In July, NHCE got backing from a major Australian institutional investor. Superannuation fund Aware Super, which manages around A$155 billion (US$104.67 billion) of customers’ savings, invested in the company. NHCE itself is a new company aiming to develop, own and operate long-duration storage assets in the form of pumped hydro energy storage (PHES) and flow batteries.

That followed a deal signed by NHCE in May with Australian Vanadium, a startup looking to establish a vertically integrated flow battery business in the country from extraction and processing upwards.  

Australian Vanadium “hopes to be in a position to supply vanadium electrolyte” for CellCube-NHCE’s first 16MWh project and subsequent projects, a source close to the company told Energy-Storage.news today. Australian Vanadium currently seeks financing for a vanadium pentoxide (V2O5) electrolyte plant.

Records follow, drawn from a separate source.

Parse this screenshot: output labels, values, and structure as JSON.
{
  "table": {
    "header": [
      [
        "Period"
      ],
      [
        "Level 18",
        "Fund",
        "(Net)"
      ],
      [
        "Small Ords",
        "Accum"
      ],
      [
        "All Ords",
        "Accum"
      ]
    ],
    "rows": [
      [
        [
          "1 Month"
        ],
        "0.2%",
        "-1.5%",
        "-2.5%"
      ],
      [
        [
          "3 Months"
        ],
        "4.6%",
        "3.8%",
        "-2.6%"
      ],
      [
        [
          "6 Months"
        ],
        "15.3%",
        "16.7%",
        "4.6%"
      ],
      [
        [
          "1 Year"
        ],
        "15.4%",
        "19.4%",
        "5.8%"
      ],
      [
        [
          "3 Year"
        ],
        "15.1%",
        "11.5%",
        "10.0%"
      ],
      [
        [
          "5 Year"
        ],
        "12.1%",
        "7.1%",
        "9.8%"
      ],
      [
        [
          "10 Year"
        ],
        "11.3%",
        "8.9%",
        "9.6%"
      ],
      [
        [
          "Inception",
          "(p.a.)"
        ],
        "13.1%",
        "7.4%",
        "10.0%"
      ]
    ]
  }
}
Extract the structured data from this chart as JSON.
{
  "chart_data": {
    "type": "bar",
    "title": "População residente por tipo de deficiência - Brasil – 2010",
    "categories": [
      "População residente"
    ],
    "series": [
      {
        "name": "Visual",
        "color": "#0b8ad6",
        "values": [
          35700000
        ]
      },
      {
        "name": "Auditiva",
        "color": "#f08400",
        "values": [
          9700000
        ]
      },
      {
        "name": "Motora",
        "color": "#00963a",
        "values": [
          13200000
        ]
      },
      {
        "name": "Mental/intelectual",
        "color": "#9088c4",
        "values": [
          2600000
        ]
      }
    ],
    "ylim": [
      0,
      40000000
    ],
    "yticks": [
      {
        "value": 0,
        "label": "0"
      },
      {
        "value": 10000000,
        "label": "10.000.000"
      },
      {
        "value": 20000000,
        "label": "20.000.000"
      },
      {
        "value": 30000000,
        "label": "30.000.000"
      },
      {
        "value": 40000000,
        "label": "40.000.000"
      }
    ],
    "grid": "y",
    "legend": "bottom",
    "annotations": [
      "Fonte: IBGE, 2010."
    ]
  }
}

The homecoming of sorts continues for vanadium flow batteries, which were invented in Australia at the University of New South Wales in the early 1980s but have only really kicked further into commercial development in recent years as initial patents expired and the need for LDES options becomes more apparent.

The largest project announced in the country to date has been an 2MW/8MWh system in Yadlamalka, a rural part of South Australia. Anglo-American VRFB company Invinity Energy Systems was picked to supply equipment to that project, which was announced in late 2020 and is being part-funded by the Australian government.

Flow battery technology of a different kind may also be produced in the country within a few years. US company ESS Inc has licensed its proprietary long-duration battery technology, which uses and electrolyte based on iron rather than vanadium, to Energy Storage Industries Asia-Pacific (ESI), an Australian company that wants to manufacture and sell the systems in the Asia-Pacific region.